Inside, he said hello to a woman, who said, “Hi, Pat. Burt’s in the back, go on in.”
DIALOGUE:
Block: “Hey, Pat. What’s up?”
Shepard: “Hey, Burt. Man . . . I gotta sit down. I’m really screwed up here, man. My wife bailed out on me last night. She found out I . . . I’ve been fooling around. She’s so pissed, she knows about the PyeMart deal, she knows about the money.”
Block: “Whoa, whoa, whoa . . . She knows about me? She knows about all of us?”
“Got him,” Wills said, gleefully.
Thompson said, “Shhh.”
SHEPARD: “She doesn’t know exactly about you or Arnold, but she knows about Geraldine.”
Block: “But she doesn’t know about me?”
Shepard: “She knows . . . you know . . . but I never said your name or anything. But she knows.”
Block: “Ah, man, you gotta shut that bitch up. If she talks, we’re toast.”

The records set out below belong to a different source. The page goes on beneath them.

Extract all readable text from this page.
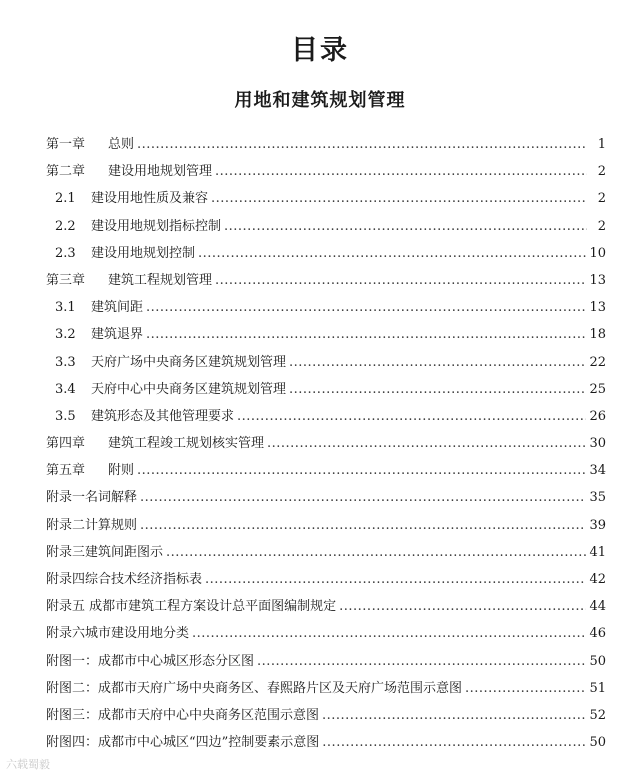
目录
用地和建筑规划管理
第一章	总则 .....	1
第二章	建设用地规划管理 .....	2
2.1	建设用地性质及兼容 .....	2
2.2	建设用地规划指标控制 .....	2
2.3	建设用地规划控制 .....	10
第三章	建筑工程规划管理 .....	13
3.1	建筑间距 .....	13
3.2	建筑退界 .....	18
3.3	天府广场中央商务区建筑规划管理 .....	22
3.4	天府中心中央商务区建筑规划管理 .....	25
3.5	建筑形态及其他管理要求 .....	26
第四章	建筑工程竣工规划核实管理 .....	30
第五章	附则 .....	34
附录一名词解释 .....	35
附录二计算规则 .....	39
附录三建筑间距图示 .....	41
附录四综合技术经济指标表 .....	42
附录五 成都市建筑工程方案设计总平面图编制规定 .....	44
附录六城市建设用地分类 .....	46
附图一：成都市中心城区形态分区图 .....	50
附图二：成都市天府广场中央商务区、春熙路片区及天府广场范围示意图 .....	51
附图三：成都市天府中心中央商务区范围示意图 .....	52
附图四：成都市中心城区“四边”控制要素示意图 .....	50
六载蜀毅
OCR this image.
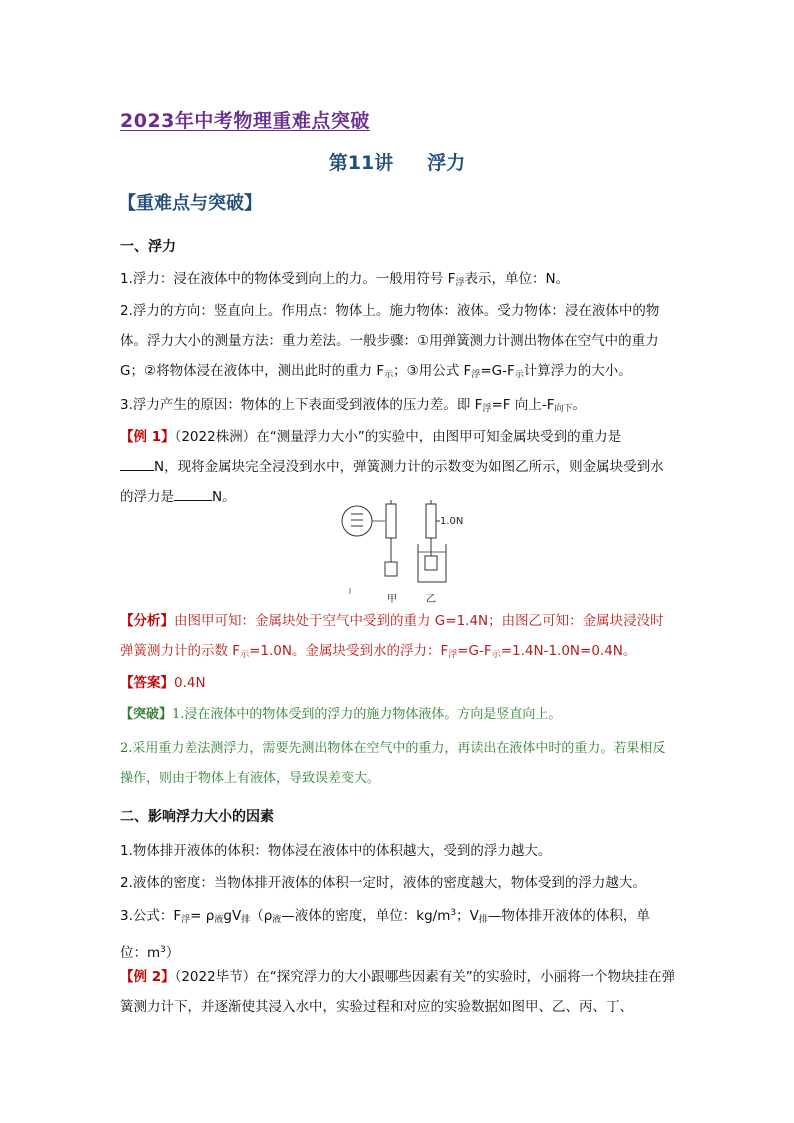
2023年中考物理重难点突破
第11讲 浮力
【重难点与突破】
一、浮力
1.浮力：浸在液体中的物体受到向上的力。一般用符号 $F_浮$表示，单位：N。
2.浮力的方向：竖直向上。作用点：物体上。施力物体：液体。受力物体：浸在液体中的物体。浮力大小的测量方法：重力差法。一般步骤：①用弹簧测力计测出物体在空气中的重力G；②将物体浸在液体中，测出此时的重力 $F_示$；③用公式 $F_浮=G-F_示$计算浮力的大小。
3.浮力产生的原因：物体的上下表面受到液体的压力差。即 $F_浮=F$ 向上$-F_{向下}$。
【例 1】（2022株洲）在“测量浮力大小”的实验中，由图甲可知金属块受到的重力是
N，现将金属块完全浸没到水中，弹簧测力计的示数变为如图乙所示，则金属块受到水
的浮力是	N。
1.0N
甲	乙
【分析】由图甲可知：金属块处于空气中受到的重力 G=1.4N；由图乙可知：金属块浸没时
弹簧测力计的示数 $F_示=1.0N$。金属块受到水的浮力：$F_浮=G-F_示=1.4N-1.0N=0.4N$。
【答案】0.4N
【突破】1.浸在液体中的物体受到的浮力的施力物体液体。方向是竖直向上。
2.采用重力差法测浮力，需要先测出物体在空气中的重力，再读出在液体中时的重力。若果相反操作，则由于物体上有液体，导致误差变大。
二、影响浮力大小的因素
1.物体排开液体的体积：物体浸在液体中的体积越大，受到的浮力越大。
2.液体的密度：当物体排开液体的体积一定时，液体的密度越大，物体受到的浮力越大。
3.公式：$F_浮=$ $\rho_液gV_排(\rho_液—$液体的密度，单位：$kg/m^3$；$V_排—$物体排开液体的体积，单位：$m^3$）
【例 2】（2022毕节）在“探究浮力的大小跟哪些因素有关”的实验时，小丽将一个物块挂在弹簧测力计下，并逐渐使其浸入水中，实验过程和对应的实验数据如图甲、乙、丙、丁、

Shepard: “I can’t shut her up. She left me. She took what was left of the money, and she knows where it came from, so . . . maybe we’re all right, but I don’t know. I was thinkin’ . . . I was lookin’ for a way out.”
Block: “Like what?”
Shepard: “If we got to . . . maybe we could buy her off? I mean, she’s gonna need money. I only got twenty-five, I figured you guys got a lot more, you could help out—”
Block: “Whoa, whoa, whoa, that’s my money. We all got exactly the same. You’re gonna have to find some other way to shut her up.”
Shepard’s voice broke: “I wish I’d never seen any of you. Geraldine said it was no problem, but now, oh my God . . .” He began blubbering.
Block: “Jesus, man up, Pat. If we just find a way to shut her up . . . Maybe we go back to the PyeMart guy, tell them that we’ve got a problem, need to smooth it out.”
Shepard: “That might work. Maybe. You think Geraldine only got twenty-five? I figured that you guys all did a lot better than that.”
Block: “I don’t know about Geraldine, but Arnold and I only got twenty-five. I mean, that’s all there was. Maybe Geraldine clipped a little off our shares, she’s crookeder than a bucket of cottonmouths. . . .”
They went on that way for a while, then Shepard asked, “So what do you think I oughta do? Talk to Geraldine? See if she’ll talk to PyeMart? I’m not that tight with her.”
Block: “I’ll talk to her. But I’ll tell you what. We’d all be better off if, you know, if Jeanne just went away.”
THERE WAS A MOMENT of silence in Block’s office, but in the truck, Good Thunder blurted, “I don’t believe he said that.”
Shepard: “What? Went away?”
Block: “You, know, if she had some kind of accident. Then you wouldn’t be getting a divorce, you wouldn’t have this threat hanging over you.”